Cerebral Palsy Group and others create and organize useful resources for accessing information about cerebral palsy. However, you want to be sure the websites you’re using are credible. Websites can be created by people without a comprehensive and clear understanding of cerebral palsy. Be aware of new treatments and technologies, including assistive aids, that can also help you improve a child’s quality of life and a family’s quality of life as well.

You can also deepen your understanding of cerebral palsy by speaking to professionals and parents. These individuals can teach you how to better meet a child’s needs. However, life shouldn’t be one therapy session after another. Balance is important for you and the child’s well-being. Since they are in a similar situation themselves, parents who have children with cerebral palsy can help you better understand how this condition will impact you and your family.

A support group is an excellent place for finding other parents who have children with cerebral palsy. Contacting a support group early is one of the best actions parents and caregivers can take. These groups can give you and others a place to share your experiences and information. A child’s physician or medical support staff may help you find one of these groups in your area.

Caregiver Support and Information

Taking care of a child with cerebral palsy can be both physically and mentally demanding on a parent or caregiver. You’re sometimes looking after a child 24/7. With constant focus on the child, it’s often that the caregiver neglects to take care of themselves. However, parents and caregivers should prioritize their own needs and take care of themselves as well as their child.

Tim Gort, a father of two special needs children and contributing writer for The Grand Rapids (Michigan) Press, understands the importance of this statement all too well. After feeling burned out, he and his wife started devoting themselves to some “me” time each day. By taking time to work out, enjoy date nights, or simply stare out the window, he says he’s better able to care for his children.

Resources and Support

You can reduce the pressure on yourself and improve the child’s life by taking advantage of a range of resources. It is recommended to work with the following professionals:

  • Early intervention specialists
  • Educators who can help you develop an Individual Family Service Plan or Individualized Education Program
  • Speech pathologists
  • Physical therapists
  • Occupational therapists
  • Providers of assistive technology

A child’s physician will also continue to be a valuable resource throughout that child’s life. Doctors can prescribe medications to control common cerebral palsy symptoms, including spasticity, seizures, and muscle spasms.

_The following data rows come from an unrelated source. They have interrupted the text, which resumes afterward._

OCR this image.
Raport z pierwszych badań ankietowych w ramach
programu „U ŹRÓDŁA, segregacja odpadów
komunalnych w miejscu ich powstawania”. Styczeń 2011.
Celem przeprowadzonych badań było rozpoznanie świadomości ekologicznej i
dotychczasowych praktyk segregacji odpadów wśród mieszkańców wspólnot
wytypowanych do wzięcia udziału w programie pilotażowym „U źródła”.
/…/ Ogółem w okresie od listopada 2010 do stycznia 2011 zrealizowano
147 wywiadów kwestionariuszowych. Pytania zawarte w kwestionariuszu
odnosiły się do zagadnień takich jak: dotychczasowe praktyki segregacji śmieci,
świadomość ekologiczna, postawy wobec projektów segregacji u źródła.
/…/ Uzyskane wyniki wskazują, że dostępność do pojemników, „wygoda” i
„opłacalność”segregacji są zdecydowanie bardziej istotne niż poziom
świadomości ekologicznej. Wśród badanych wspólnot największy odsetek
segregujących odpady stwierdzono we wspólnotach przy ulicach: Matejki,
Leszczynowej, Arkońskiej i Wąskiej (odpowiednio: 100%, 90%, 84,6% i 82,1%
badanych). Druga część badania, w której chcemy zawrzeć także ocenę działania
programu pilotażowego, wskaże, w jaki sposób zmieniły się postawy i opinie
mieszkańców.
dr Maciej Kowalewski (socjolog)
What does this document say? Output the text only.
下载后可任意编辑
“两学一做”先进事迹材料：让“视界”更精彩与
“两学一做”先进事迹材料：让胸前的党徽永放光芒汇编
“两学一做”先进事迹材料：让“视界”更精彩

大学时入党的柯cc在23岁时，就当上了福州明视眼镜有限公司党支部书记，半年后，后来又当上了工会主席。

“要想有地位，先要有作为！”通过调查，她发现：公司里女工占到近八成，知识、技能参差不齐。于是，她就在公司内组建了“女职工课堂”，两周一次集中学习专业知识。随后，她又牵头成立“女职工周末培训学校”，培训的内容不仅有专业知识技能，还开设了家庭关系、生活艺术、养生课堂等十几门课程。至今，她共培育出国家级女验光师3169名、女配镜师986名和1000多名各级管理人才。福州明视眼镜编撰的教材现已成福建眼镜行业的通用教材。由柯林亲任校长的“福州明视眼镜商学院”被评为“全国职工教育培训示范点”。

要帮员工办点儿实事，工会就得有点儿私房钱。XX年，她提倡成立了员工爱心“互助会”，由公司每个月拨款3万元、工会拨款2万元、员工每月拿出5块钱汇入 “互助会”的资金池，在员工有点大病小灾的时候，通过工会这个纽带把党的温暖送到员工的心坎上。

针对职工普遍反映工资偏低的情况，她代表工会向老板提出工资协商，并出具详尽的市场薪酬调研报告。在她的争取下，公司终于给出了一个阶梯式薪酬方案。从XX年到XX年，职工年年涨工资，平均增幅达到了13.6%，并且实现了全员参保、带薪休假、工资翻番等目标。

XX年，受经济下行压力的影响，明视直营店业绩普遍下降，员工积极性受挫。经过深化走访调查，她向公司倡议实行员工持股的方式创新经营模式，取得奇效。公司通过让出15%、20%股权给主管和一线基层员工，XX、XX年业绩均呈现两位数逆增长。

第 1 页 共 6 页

Never underestimate how important one of your most important resources will be: your friends and family members. Parents and caregivers can work to educate their loved ones about cerebral palsy and care for children with cerebral palsy. Once educated, you’ll have people you can call on to help you when you need a hand or need some time to yourself.

Being the parent or caregiver of a child with cerebral palsy can be challenging, but with the right tools and strategies in place, it can also be an incredibly rewarding experience.